Les investisseurs ont retrouvé de l’appétit pour les valeurs européennes ces derniers jours au point d’autoriser un regain de surperformance de l’Eurostoxx par rapport aux indices phares internationaux. Il est vrai que l’Europe est, pour une fois, plutôt en avance sur ses partenaires occidentaux avec, quoi qu’on en dise, une bonne maîtrise de l’épidémie de coronavirus et des réponses de politique économique, à ce jour, plutôt efficaces, en comparaison du cas américain tout au moins.

Le déconfinement est donc lancé et, dans son sillage, les signes de reprise palpables. Manquait, pour passer le cap, l’élimination des risques chroniques sur la survie d’une union monétaire ensevelie sous les dettes que la BCE et la Commission sont finalement parvenues à endiguer. Avouons qu’il ne manque plus grand-chose pour convaincre des investisseurs croulant sous les liquidités que le risque vaille la peine d’être pris. Dont acte ; après tout, quitte à s’exposer aux marchés d’actions, l’Europe dispose d’atouts valables aujourd’hui. Jusqu’où ce raisonnement est-il néanmoins recevable ?

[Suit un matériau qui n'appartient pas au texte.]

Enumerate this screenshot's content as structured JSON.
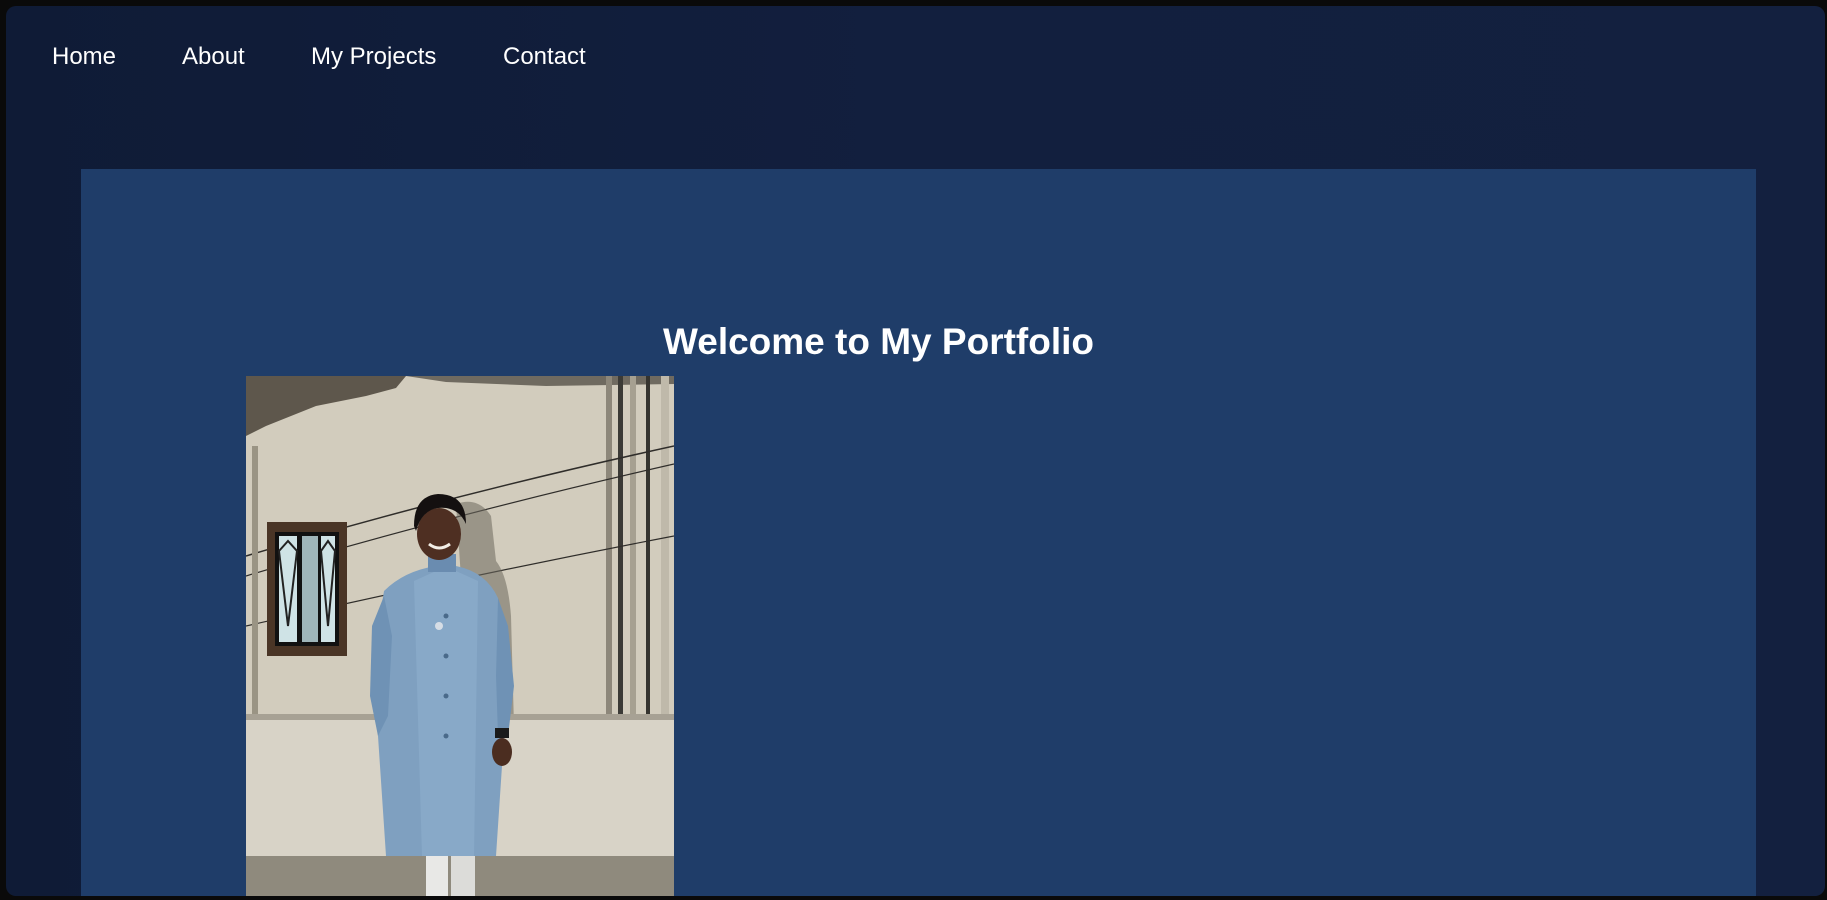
{
  "nav": {
    "items": [
      {
        "label": "Home"
      },
      {
        "label": "About"
      },
      {
        "label": "My Projects"
      },
      {
        "label": "Contact"
      }
    ]
  },
  "hero": {
    "title": "Welcome to My Portfolio",
    "photo_alt": "portrait-photo"
  },
  "colors": {
    "page_background": "#121f3e",
    "hero_background": "#1f3d69",
    "text": "#ffffff"
  }
}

Réalignement supposé des planètes en Europe

L’épidémie de coronavirus n’inquiète plus. Les mesures de confinement particulièrement strictes appliquées dans de nombreux pays portent leurs fruits avec une réduction de plus en plus convaincante de la contagion et, surtout, de la létalité du virus.

L’activité est loin d’avoir retrouvé son rythme normal et les données récemment publiées restent détestables mais celles-ci concernent pour l’essentiel le mois d’avril, autrement dit le pire de la période de crise, tandis que les premiers retours du mois de mai sont encore plombés par deux premières semaines de confinement sévère dans de nombreux pays.

Mais les quelques statistiques haute fréquence à disposition (ventes d’habillement en Allemagne, consommation d’électricité en France, enregistrement de transactions par cartes de crédit) confirment un regain d’activité. Par ailleurs, les enquêtes auprès des professionnels, qui révèlent encore une grande frilosité de la demande, soulignent pour la plupart des perspectives de redémarrage de l’activité industrielle et commerciale.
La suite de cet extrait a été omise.